El plato es finalmente, y sobre todo, negación
del vacío, objeto de renegación de la falta. Todo continente sustenta la
evidencia de un contenido, todo contenido participa, por tanto, teóricamente de
la lucha contra el horror vacui.
Cuando la mirada abarca la superficie de ese objeto familiar, representaciones
imaginarias, incluso alucinatorias, coexisten en el propio acto de la
percepción. De todas formas, incluso vacío, el plato no es tanto vacío absoluto
del mundo como vacío de una porción familiar, aquella, concebible, abocada a la
ingestión y no la de la angustia metafísica profunda. Un vacío estrictamente
delimitado frustra, castiga o angustia, pero puede ser contenido en la psique
sin temor de derrumbamiento.
En torno a la mesa familiar, la silla y el
plato vacíos designan el sitio del otro: viajero, pobre, ausente o muerto. Esta
vacuidad hace presente al Desconocido que puede surgir y reclamar lo que se le
debe y, como respuesta, el gesto caritativo sirve de hecho para conjurar la
miseria, la soledad, el duelo. Ex nihilo,
el espacio infinito es espacio de vida, sin límites humanos, representación de
la inexistencia de sí mismo y de Dios. Baudelaire hace rimar vide (vacío) con avide (ávido), porque en la propia angustia del vacío nace una
avidez insaciable: “Cuando ávido (avide)
responde a vacío (vide), el vacío se
experimenta en el fondo de una boca que desea, se siente en el hueco de la
garganta o en el hueco del estómago, como una necesidad “devoradora”, o como
una insatisfacción que nada clama […]. La insaciabilidad es indicio del error
cometido por los que escogen alimentos corruptibles y que dependen del azar”.

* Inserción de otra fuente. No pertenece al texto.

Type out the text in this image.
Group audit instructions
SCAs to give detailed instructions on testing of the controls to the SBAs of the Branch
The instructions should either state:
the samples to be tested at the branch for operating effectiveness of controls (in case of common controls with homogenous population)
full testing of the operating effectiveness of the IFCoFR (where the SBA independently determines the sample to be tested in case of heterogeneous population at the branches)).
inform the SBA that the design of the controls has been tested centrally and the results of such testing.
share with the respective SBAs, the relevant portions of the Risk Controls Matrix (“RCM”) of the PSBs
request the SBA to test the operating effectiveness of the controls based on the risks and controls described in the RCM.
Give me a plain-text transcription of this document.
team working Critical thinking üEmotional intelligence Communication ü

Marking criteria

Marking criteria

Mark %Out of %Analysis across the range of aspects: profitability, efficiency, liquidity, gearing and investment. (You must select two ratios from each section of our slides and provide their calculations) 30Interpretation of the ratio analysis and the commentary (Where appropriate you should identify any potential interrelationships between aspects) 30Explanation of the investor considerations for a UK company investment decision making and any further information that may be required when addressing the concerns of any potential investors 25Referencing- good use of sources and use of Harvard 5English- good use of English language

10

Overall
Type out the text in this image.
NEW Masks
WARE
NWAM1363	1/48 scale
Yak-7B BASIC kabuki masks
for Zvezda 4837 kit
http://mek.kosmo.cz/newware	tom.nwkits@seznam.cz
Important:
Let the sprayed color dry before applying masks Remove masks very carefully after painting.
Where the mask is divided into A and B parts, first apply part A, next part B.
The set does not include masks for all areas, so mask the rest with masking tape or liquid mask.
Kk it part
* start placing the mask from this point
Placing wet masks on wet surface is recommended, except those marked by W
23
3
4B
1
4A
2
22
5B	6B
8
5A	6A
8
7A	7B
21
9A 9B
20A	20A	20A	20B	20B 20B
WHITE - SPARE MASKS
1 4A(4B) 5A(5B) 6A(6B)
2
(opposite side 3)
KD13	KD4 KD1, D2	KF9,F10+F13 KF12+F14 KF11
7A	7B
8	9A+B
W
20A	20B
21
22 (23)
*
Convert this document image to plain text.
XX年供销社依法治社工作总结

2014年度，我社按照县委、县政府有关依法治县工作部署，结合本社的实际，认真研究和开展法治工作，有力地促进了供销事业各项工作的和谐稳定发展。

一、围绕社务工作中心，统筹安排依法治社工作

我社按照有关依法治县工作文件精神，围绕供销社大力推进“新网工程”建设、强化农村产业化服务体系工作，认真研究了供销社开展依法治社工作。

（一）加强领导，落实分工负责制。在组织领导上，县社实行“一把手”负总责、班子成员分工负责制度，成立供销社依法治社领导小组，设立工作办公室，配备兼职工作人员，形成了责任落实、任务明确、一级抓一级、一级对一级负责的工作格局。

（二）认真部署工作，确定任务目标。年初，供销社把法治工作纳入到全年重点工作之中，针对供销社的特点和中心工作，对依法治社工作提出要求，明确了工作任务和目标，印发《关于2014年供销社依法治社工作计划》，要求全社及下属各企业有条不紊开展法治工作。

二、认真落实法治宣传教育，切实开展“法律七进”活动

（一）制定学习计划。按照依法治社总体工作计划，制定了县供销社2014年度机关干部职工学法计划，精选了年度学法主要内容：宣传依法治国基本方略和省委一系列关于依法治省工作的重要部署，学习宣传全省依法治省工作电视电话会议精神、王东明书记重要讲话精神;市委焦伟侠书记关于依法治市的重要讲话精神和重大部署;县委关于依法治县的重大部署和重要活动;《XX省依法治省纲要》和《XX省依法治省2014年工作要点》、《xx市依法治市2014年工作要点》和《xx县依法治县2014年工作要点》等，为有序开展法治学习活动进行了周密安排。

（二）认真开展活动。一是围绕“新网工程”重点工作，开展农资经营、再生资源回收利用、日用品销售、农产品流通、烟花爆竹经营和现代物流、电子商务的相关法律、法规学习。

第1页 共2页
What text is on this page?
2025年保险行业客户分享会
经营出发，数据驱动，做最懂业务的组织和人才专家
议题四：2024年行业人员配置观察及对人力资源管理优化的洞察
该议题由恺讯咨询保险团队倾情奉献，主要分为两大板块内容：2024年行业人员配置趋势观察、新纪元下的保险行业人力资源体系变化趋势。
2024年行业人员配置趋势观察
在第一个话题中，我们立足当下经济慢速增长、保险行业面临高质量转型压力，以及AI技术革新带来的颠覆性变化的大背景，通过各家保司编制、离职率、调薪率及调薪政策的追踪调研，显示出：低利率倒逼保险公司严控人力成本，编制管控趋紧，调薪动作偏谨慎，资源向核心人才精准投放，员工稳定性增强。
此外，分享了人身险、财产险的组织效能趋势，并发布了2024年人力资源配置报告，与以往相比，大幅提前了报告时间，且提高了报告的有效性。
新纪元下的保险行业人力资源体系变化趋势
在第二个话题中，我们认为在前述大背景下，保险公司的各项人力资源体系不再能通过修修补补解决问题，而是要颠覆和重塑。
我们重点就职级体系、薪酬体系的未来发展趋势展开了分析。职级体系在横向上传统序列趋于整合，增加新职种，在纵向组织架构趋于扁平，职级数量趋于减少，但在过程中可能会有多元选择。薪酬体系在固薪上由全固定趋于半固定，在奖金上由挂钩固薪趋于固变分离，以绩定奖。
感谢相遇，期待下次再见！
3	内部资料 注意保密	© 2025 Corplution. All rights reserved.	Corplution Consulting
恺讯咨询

El plato y el alimento efímero con que se llena fijan al hombre en el instante,
en lo inmanente, en lo relativo, mientras que el vacío contra natura lo llena
de una angustia fría y mortífera.»
[El texto pertenece a la edición en español de Ediciones Trea, 2004, en
traducción de Matilde Bohigas Hurtado, pp. 141-146. ISBN: 84-9704-125-9.]